Yeah, but nuthin cut's lines as well as a .54 and something about that bigger ball helps with a stiff cross wind too, :wink:
Boomerang;
You get that 54 and don't look back,, you'll have no regrets
 
necchi said:
cub45 said:
for target shooting, mostly, get a .40 or .45 less powder, lead, recoil.
Yeah, but nuthin cut's lines as well as a .54 and something about that bigger ball helps with a stiff cross wind too, :wink:
Boomerang;
You get that 54 and don't look back,, you'll have no regrets


DITTO
 
If you are young and can handle the 9and a half pounds go for the 54.If you are at an age where wt. becomes an issue a 40 is a great alternative.The heavier rifles properly balanced hold on the target better.
 
Boomerang said:
Ya, sometime I want to get a 40 cal barrel for it.

The GPR forty in the same barrel length is just about as much muzzle ponderance as I can comfortably handle.
 
Well there's recoil....and there is perceived recoil. :wink:

The latter is how you "feel" the recoil on your body. For example, IF I was to take one of the buttplate screws on a rifle, and back it out 1/2 way, and you used the same load in it that you had just fired, you would feel much more pain at the recoil (although the backward thrust would be equal to the previous shot) because a large portion of the recoil would be transmitted to your shoulder by the single screw, backed 1/2 way out. The surface area against your body would have been reduced from the entire surface of the large buttplate...to about 1 inch square.

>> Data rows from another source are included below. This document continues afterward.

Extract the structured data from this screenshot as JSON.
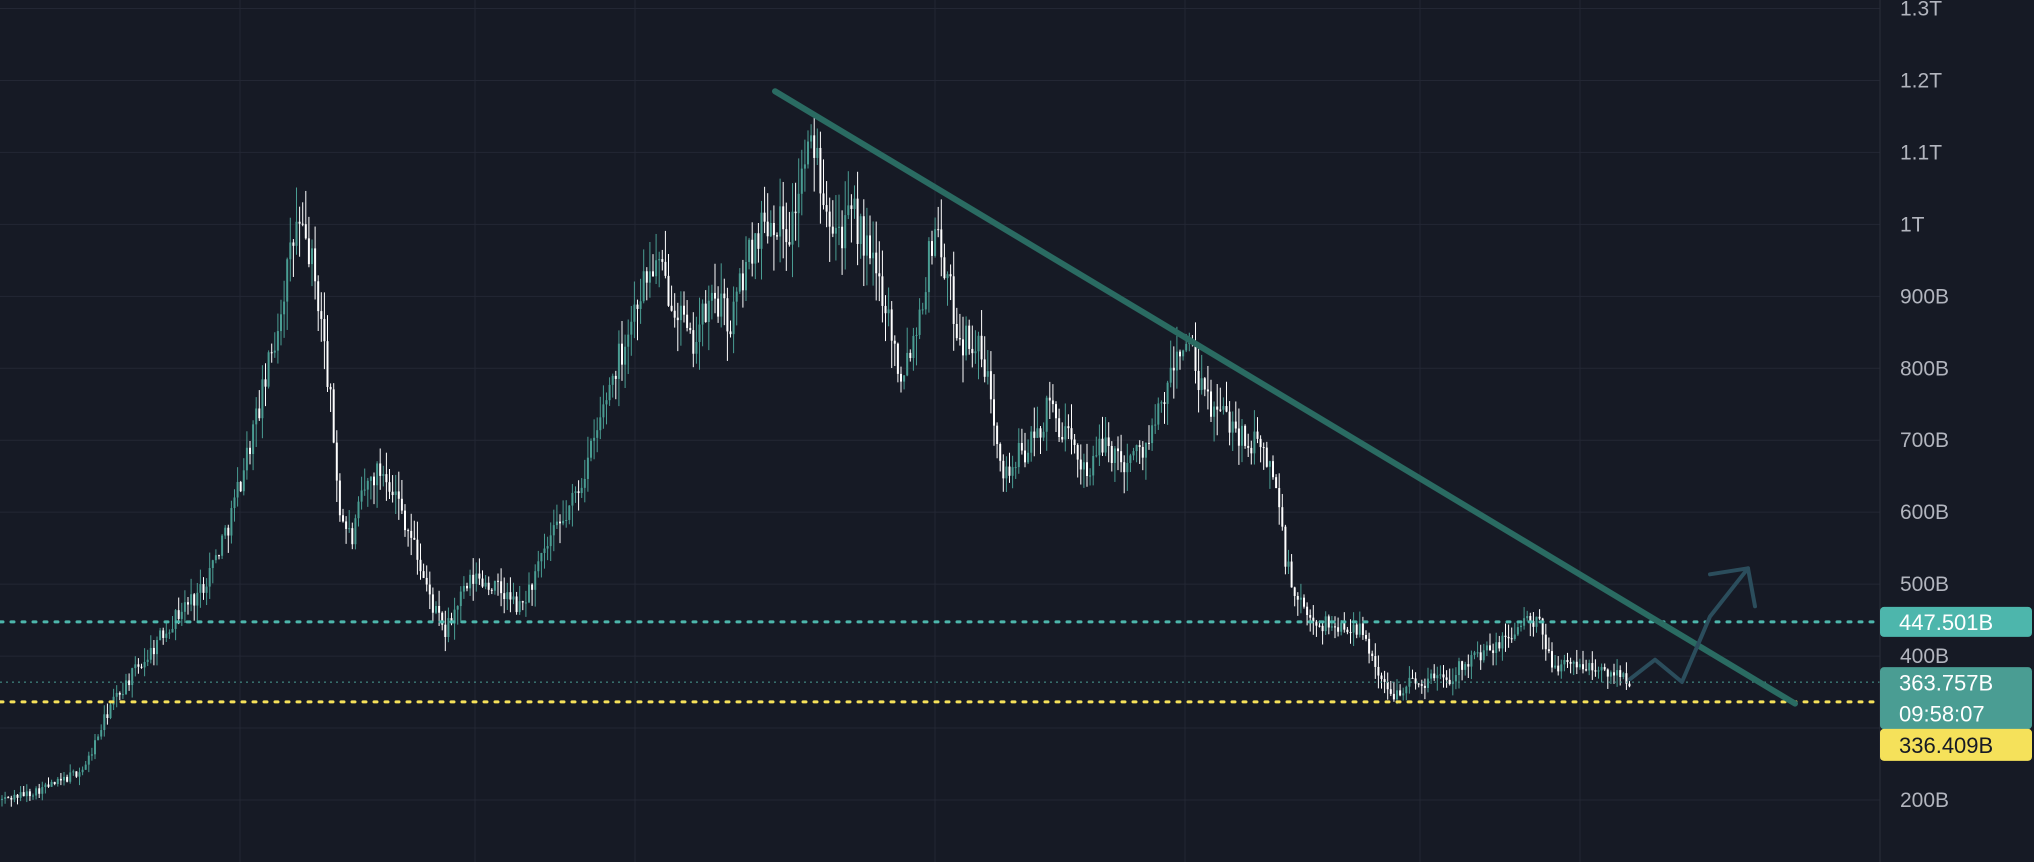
{
  "chart_data": {
    "type": "candlestick",
    "title": "",
    "xlabel": "",
    "ylabel": "",
    "ylim": [
      160000000000,
      1320000000000
    ],
    "grid": true,
    "y_ticks": [
      {
        "value": 200000000000,
        "label": "200B"
      },
      {
        "value": 400000000000,
        "label": "400B"
      },
      {
        "value": 500000000000,
        "label": "500B"
      },
      {
        "value": 600000000000,
        "label": "600B"
      },
      {
        "value": 700000000000,
        "label": "700B"
      },
      {
        "value": 800000000000,
        "label": "800B"
      },
      {
        "value": 900000000000,
        "label": "900B"
      },
      {
        "value": 1000000000000,
        "label": "1T"
      },
      {
        "value": 1100000000000,
        "label": "1.1T"
      },
      {
        "value": 1200000000000,
        "label": "1.2T"
      },
      {
        "value": 1300000000000,
        "label": "1.3T"
      }
    ],
    "price_anchors": [
      [
        0,
        200
      ],
      [
        30,
        210
      ],
      [
        60,
        225
      ],
      [
        85,
        245
      ],
      [
        110,
        330
      ],
      [
        130,
        370
      ],
      [
        150,
        405
      ],
      [
        170,
        445
      ],
      [
        185,
        470
      ],
      [
        200,
        490
      ],
      [
        215,
        535
      ],
      [
        230,
        590
      ],
      [
        245,
        670
      ],
      [
        260,
        750
      ],
      [
        275,
        840
      ],
      [
        285,
        920
      ],
      [
        297,
        1000
      ],
      [
        310,
        960
      ],
      [
        320,
        880
      ],
      [
        330,
        760
      ],
      [
        340,
        600
      ],
      [
        352,
        560
      ],
      [
        362,
        620
      ],
      [
        372,
        650
      ],
      [
        385,
        660
      ],
      [
        400,
        610
      ],
      [
        415,
        550
      ],
      [
        430,
        480
      ],
      [
        445,
        430
      ],
      [
        460,
        480
      ],
      [
        475,
        510
      ],
      [
        490,
        500
      ],
      [
        505,
        485
      ],
      [
        520,
        465
      ],
      [
        535,
        510
      ],
      [
        550,
        560
      ],
      [
        565,
        590
      ],
      [
        580,
        640
      ],
      [
        595,
        700
      ],
      [
        610,
        780
      ],
      [
        625,
        840
      ],
      [
        640,
        910
      ],
      [
        655,
        945
      ],
      [
        665,
        920
      ],
      [
        680,
        880
      ],
      [
        690,
        830
      ],
      [
        700,
        860
      ],
      [
        715,
        900
      ],
      [
        730,
        860
      ],
      [
        745,
        940
      ],
      [
        760,
        1000
      ],
      [
        775,
        1010
      ],
      [
        790,
        990
      ],
      [
        805,
        1090
      ],
      [
        815,
        1110
      ],
      [
        825,
        1040
      ],
      [
        840,
        990
      ],
      [
        855,
        1010
      ],
      [
        870,
        950
      ],
      [
        885,
        900
      ],
      [
        900,
        790
      ],
      [
        915,
        850
      ],
      [
        925,
        920
      ],
      [
        935,
        1005
      ],
      [
        945,
        940
      ],
      [
        960,
        840
      ],
      [
        975,
        840
      ],
      [
        990,
        770
      ],
      [
        1005,
        650
      ],
      [
        1020,
        680
      ],
      [
        1035,
        700
      ],
      [
        1050,
        750
      ],
      [
        1060,
        720
      ],
      [
        1075,
        680
      ],
      [
        1090,
        660
      ],
      [
        1105,
        700
      ],
      [
        1120,
        670
      ],
      [
        1135,
        680
      ],
      [
        1150,
        700
      ],
      [
        1165,
        760
      ],
      [
        1180,
        830
      ],
      [
        1190,
        830
      ],
      [
        1200,
        770
      ],
      [
        1215,
        740
      ],
      [
        1230,
        730
      ],
      [
        1245,
        700
      ],
      [
        1260,
        690
      ],
      [
        1275,
        650
      ],
      [
        1285,
        540
      ],
      [
        1295,
        480
      ],
      [
        1310,
        450
      ],
      [
        1325,
        445
      ],
      [
        1340,
        440
      ],
      [
        1355,
        445
      ],
      [
        1370,
        410
      ],
      [
        1380,
        370
      ],
      [
        1390,
        345
      ],
      [
        1400,
        355
      ],
      [
        1410,
        365
      ],
      [
        1420,
        360
      ],
      [
        1430,
        370
      ],
      [
        1440,
        375
      ],
      [
        1450,
        370
      ],
      [
        1465,
        395
      ],
      [
        1480,
        400
      ],
      [
        1495,
        410
      ],
      [
        1510,
        430
      ],
      [
        1525,
        450
      ],
      [
        1540,
        440
      ],
      [
        1550,
        395
      ],
      [
        1565,
        385
      ],
      [
        1580,
        390
      ],
      [
        1595,
        380
      ],
      [
        1610,
        375
      ],
      [
        1620,
        380
      ],
      [
        1630,
        366
      ]
    ],
    "trendline": {
      "start": [
        775,
        1185
      ],
      "end": [
        1795,
        334
      ]
    },
    "projection": [
      [
        1630,
        368
      ],
      [
        1655,
        395
      ],
      [
        1682,
        364
      ],
      [
        1710,
        455
      ],
      [
        1748,
        522
      ]
    ],
    "horizontal_levels": [
      {
        "value": 447501000000,
        "label": "447.501B",
        "style": "dotted",
        "color": "#4db6ac"
      },
      {
        "value": 336409000000,
        "label": "336.409B",
        "style": "dotted",
        "color": "#f5e15a"
      }
    ],
    "current_price": {
      "value": 363757000000,
      "label": "363.757B",
      "countdown": "09:58:07"
    }
  },
  "colors": {
    "background": "#161a25",
    "grid": "#232734",
    "axis_text": "#b2b5be",
    "candle_up": "#4a9d93",
    "candle_down": "#ffffff",
    "trendline": "#2a6b62",
    "projection": "#2b4d5c",
    "level_green": "#4db6ac",
    "level_yellow": "#f5e15a",
    "price_badge": "#4a9d93"
  }
}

OUCH.

So IF you compared two rifles, and was had a thinner butt plate, or didn't fit you well, or any number of other factors, it would "kick" harder...from what you felt, even if the actual backwards energy was the same.

LD
 
Thanks guys!
Well I wouldn't say I'm young. I'm about 50, but I think I can handle the weight for a couple years anyway.LOL I think I will go with the 54 for now and sometime down the road get an extra 40 cal barrel for it. :thumbsup:
 
I wouldn't say I'm young. I'm about 50

I would say yer young. :wink:
BTW, that .40 barrel will be heavier, if yer worried about age that could be a factor.
Why not plan for a whole new custom rifle? A light fullstock in .40 cal. would be a pleasure to shoot.
 
I do have a .40 Southern Mountain Rifle. I got it because I wanted a small caliber flintlock. Nothing says you can't have more than one rifle. I kind of let the style of rifle dictate the caliber. With a GPR which is a "Hawken" or "Plains" style rifle, they tended to be larger caliber.

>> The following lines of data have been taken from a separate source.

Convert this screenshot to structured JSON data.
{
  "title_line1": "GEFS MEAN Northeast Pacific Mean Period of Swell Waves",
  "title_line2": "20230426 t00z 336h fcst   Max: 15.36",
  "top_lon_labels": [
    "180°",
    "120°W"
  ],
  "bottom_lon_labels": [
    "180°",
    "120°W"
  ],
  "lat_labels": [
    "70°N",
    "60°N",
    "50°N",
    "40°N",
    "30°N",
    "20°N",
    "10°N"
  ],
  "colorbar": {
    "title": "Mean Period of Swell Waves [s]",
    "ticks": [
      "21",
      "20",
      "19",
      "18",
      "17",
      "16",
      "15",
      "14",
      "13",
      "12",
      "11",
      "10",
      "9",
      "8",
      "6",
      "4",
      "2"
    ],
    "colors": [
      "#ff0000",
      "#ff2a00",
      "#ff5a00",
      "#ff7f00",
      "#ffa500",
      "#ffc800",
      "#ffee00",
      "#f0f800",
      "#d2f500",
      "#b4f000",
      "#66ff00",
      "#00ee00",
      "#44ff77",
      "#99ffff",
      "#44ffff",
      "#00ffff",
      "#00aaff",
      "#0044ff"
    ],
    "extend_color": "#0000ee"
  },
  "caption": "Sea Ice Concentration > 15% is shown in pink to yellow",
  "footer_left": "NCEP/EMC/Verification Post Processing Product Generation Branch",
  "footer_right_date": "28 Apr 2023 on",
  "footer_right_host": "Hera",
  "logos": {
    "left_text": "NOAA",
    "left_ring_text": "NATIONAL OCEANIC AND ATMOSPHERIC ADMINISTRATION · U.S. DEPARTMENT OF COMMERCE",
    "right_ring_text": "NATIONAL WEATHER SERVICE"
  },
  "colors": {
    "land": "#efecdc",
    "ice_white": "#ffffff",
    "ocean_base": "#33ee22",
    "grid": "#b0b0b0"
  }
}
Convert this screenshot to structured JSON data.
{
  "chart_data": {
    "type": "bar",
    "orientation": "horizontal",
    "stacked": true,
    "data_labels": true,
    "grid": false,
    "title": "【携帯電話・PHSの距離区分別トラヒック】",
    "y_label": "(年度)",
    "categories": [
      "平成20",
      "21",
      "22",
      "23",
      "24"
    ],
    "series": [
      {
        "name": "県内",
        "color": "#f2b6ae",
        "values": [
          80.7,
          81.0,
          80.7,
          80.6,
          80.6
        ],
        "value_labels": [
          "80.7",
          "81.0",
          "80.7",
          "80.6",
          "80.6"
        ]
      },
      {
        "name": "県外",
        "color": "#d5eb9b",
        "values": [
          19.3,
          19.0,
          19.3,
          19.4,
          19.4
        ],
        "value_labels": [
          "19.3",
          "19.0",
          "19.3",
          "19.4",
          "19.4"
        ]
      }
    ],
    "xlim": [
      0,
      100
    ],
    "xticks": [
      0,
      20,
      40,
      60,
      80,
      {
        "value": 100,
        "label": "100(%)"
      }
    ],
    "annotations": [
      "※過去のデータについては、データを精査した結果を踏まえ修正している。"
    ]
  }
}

I don't know where the .40cal actually came in to play in this thread since the original discussion was choosing between a .50 and .54.

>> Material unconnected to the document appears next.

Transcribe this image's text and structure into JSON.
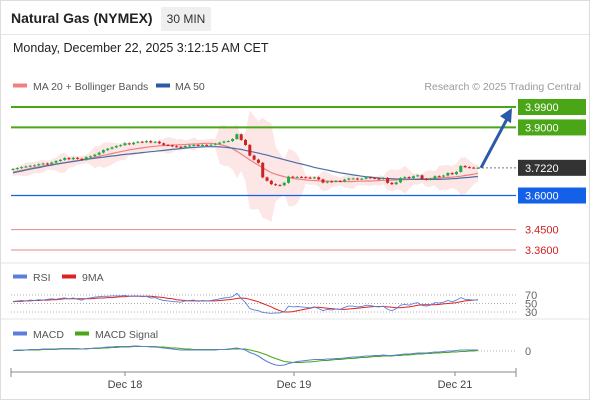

I don't think you can go wrong with a .54, the difference in lead and powder isn't that much. Just my opinion.
 
If i was gonna try to just have one I'd get the .54 for sure. Odd too cuz I only have 3 .54 and like 7-8 .50? Some of the .50 are keepers though (dads, first gun I killed with, gift etc.).
 
Not much, and all the way to 62 calibre I don't find BP with a round ball to kick very hard. Mostly it is a shove rather than the snap/sharp kick of many large calibre CFs. If you can try one at your local club first I think you will find what all of us are saying is true but if not 54s are pretty easy to resell if we all turn out to be wrong.

I know it isn't an option in the GPR but a 54 with a swamped barrel, properly built can get down to 7-8 lbs and that makes both a nice carrying and nice shooting gun.
 
Of all my guns (cal. .40-.75) my .50 percussion GPR kicks the worst. Not sure if it's because of the way I hold it or what. All i know is that my shoulder is black and blue for a week after a shooting session. Don't get me wrong, it is great fun to shoot and accurate as heck but man can that thing kick. From that standpoint I much prefer a wide flat butt. Just my 2 cents on GPR recoil.....Mick C
 
I grew up shooting a 12ga. pump slug gun for deer hunting. So the recoil from my 54 cal. GPR with a 100 grain load is not bad at all. But I would suggest wearing something heavier than a tee shirt, because that steel, crescent butt plate can bite into your shoulder.